To be sure, it is possible for a government (or company) to make mistakes in the other direction as well.

1 Andrew February 3, 2010 at 2:00 pm

This is a fallacy.

You still had to get the timing right. If you shorted the Nikkei in 1980, you got short at about 8,000. By 1989, the Nikkei had gone to nearly 40,000. This means you would have lost more than 100% of your investment (a lot more actually), which means you go broke. So you had to get the right short and the timing correct. You can have the right thesis and still go broke if your timing stinks.

Same deal with the Dow Jones in the 1920s. Remember that it peaked in 1929 after a huge rise.

2 Michael F. Martin February 3, 2010 at 2:31 pm

The problem with the analogies is that China’s currency is pegged to another country’s.

3 Michael Nielsen February 3, 2010 at 2:55 pm

According to at least one biography of Bill Gates, Microsoft is known for keeping a lot of cash on hand, and has done so since the 1970s. It’s certainly still true today: http://finance.yahoo.com/q/bs?s=MSFT&annual

4 Ed February 3, 2010 at 4:51 pm

I think “short” is being used as a metaphor for “I know this is a bubble which is about to pop”.

Of course actually shorting a bubble is almost impossible because of the timing, and because the prices in the bubble tend to accelerate upward just before it pops. So if you actually tried shorting a bubble you would go broke first, unless you got very lucky. That is why it is usually used as a metaphor.

5 Swedo February 3, 2010 at 6:33 pm

They need reserves to raise armies in the not so distant future.

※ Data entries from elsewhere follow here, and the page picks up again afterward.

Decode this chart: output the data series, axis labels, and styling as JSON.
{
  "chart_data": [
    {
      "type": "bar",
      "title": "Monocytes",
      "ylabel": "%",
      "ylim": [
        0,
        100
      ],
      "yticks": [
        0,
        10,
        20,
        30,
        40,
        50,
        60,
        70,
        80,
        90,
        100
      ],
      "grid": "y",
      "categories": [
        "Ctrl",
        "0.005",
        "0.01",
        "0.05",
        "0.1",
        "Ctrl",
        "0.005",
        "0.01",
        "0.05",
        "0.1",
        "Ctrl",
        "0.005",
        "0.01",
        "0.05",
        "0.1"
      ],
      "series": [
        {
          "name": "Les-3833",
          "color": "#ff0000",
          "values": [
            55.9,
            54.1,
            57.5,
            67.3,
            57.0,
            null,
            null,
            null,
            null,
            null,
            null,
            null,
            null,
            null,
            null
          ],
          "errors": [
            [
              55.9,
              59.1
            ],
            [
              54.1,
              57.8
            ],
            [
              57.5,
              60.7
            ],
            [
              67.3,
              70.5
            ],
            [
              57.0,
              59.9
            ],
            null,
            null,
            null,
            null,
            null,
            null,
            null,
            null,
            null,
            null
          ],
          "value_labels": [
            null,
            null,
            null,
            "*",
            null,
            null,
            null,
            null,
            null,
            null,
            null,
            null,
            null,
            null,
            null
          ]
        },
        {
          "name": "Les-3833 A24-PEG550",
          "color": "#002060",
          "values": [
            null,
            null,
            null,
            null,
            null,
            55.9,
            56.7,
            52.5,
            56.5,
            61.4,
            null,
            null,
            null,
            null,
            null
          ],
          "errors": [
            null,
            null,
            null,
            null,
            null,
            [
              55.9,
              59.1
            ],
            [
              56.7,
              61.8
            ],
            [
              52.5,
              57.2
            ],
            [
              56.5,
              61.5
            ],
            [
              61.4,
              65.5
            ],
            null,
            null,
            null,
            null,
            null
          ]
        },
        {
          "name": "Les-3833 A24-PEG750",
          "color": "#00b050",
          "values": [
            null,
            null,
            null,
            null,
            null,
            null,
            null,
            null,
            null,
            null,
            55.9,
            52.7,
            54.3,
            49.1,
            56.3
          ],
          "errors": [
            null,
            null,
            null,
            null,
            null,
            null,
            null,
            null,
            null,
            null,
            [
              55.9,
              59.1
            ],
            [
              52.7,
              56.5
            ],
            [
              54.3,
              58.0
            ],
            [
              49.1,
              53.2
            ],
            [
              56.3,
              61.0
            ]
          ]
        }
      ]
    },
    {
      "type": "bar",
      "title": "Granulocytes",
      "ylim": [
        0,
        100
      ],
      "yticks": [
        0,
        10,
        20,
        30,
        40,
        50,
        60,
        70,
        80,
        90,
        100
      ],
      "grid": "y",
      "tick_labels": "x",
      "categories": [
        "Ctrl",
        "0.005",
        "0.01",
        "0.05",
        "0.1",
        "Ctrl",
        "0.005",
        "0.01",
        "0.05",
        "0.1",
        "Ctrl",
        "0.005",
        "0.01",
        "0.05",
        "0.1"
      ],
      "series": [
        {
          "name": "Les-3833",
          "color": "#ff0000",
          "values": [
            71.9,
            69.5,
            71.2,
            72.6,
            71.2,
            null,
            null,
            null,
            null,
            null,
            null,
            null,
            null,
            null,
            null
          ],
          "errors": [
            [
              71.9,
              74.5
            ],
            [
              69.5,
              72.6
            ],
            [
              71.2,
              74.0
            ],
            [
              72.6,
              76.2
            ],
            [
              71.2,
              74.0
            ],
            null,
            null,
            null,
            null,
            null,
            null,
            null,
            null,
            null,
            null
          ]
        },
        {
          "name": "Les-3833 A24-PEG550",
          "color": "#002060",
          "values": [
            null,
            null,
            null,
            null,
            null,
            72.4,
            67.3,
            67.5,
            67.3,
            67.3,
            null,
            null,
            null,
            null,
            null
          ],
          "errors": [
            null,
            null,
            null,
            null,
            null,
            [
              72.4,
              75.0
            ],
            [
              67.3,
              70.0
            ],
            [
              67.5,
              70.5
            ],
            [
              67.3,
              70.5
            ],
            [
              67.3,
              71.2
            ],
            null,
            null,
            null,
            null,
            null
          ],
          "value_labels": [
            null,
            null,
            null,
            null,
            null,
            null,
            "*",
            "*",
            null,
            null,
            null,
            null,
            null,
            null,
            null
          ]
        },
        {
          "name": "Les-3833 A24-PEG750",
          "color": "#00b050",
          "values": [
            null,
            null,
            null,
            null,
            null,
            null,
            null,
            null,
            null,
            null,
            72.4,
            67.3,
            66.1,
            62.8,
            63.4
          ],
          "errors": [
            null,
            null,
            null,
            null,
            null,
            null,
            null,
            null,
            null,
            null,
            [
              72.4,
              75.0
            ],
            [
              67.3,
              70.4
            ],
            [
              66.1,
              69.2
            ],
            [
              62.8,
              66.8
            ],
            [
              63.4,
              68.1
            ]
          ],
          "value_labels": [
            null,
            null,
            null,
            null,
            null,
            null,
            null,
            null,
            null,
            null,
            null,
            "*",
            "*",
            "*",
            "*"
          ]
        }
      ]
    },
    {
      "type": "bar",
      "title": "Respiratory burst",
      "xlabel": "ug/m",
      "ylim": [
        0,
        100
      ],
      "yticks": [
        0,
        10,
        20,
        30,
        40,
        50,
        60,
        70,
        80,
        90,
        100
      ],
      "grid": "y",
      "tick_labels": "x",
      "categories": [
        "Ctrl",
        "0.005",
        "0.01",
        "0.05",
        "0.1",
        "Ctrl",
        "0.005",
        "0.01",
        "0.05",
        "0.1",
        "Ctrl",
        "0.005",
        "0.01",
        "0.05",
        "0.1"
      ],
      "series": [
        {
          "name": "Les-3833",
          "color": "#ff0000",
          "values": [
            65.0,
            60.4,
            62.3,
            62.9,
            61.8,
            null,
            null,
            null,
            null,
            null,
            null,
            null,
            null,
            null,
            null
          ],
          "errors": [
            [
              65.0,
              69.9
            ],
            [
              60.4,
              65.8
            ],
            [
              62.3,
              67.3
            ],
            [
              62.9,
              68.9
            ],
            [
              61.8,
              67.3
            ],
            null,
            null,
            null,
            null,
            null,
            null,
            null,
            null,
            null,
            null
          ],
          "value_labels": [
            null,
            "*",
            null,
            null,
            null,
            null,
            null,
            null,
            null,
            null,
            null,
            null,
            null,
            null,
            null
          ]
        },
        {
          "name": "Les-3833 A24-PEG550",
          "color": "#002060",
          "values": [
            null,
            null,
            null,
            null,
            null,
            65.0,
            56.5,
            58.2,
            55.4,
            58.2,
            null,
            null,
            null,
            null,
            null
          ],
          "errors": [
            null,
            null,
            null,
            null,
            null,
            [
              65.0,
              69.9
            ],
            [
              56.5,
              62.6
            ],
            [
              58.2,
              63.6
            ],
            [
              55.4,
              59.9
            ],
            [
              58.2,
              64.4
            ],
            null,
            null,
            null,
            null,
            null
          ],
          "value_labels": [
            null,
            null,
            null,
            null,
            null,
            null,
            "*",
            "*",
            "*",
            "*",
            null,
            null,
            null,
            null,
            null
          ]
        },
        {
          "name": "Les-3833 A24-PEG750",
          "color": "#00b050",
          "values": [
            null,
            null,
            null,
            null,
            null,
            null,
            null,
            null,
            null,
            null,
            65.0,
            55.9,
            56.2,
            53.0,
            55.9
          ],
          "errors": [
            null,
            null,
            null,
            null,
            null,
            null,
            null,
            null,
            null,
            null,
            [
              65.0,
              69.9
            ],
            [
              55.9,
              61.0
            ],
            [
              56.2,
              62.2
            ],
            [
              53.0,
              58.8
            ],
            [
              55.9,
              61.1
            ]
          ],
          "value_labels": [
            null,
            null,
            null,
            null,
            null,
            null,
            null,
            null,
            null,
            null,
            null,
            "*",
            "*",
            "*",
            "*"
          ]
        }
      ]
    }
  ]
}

6 Russell Nelson February 4, 2010 at 1:30 am

FXI but as Andrew points out, shorting is very time-sensitive. You also have to keep buying more and more on margin, otherwise you miss out on your gains. Takes nerves of steel. But … the worst you can do these days is lose your entire investment, given that the brokerage will automatically sell to cover as you go down the tubes.

7 rluser February 4, 2010 at 2:05 am

I don’t think I can get on board with the

If I were a major investor, I would get nervous each time I saw a company with massive cash reserves on its balance sheet. That’s often a sign that discipline is headed out the window.

either. In the late 90’s Microsoft carried a huge cash reserve. At times Berkshire Hathaway has as well. Eventually it should become clear that board and management lack investment opportunities and the value should be returned to the investor. This happened for the former, but the latter has yet to capitulate (though perhaps he is in his own way).

8 eccdogg February 4, 2010 at 9:29 am

I think shorting is not as hard as people think it is. The key is to not use too much leverage.

Lets say you believe that within the next ten years the Chinese stock market will crash and you have $100 you want to bet.

Just spend $10 a year on at the money puts for 10 years. You can never lose more than $100 and you can ride the strategy for 10 years. If your prediction doesn’t happen in a ten year time frame it really is no prediction at all IMO. Would be equivalent to saying the world will end “Some Day”.

There are lots of other strategies that you can come up with to accomplish a similar result as well.

9 Brent Royal-Gordon February 9, 2010 at 5:14 pm

Eorr: In the past (2001, IIRC), they’ve used their cash reserves to avoid cutting back on product development when the economy damaged their business. Thus, while their competitors laid workers off and ended up with less compelling products once the economy picked up, Apple continued producing new products, and retained the talent they would need in the future.

As things stand now, Apple could operate for years without selling a single computer, phone, music player, or song. They’re also in a position where they can easily buy any small company that has technology they want–for example, their purchase of P.A. Semi a couple years ago got them the assets needed to design the A4 chip in the iPad.

All in all, that doesn’t seem like a bad position to be in.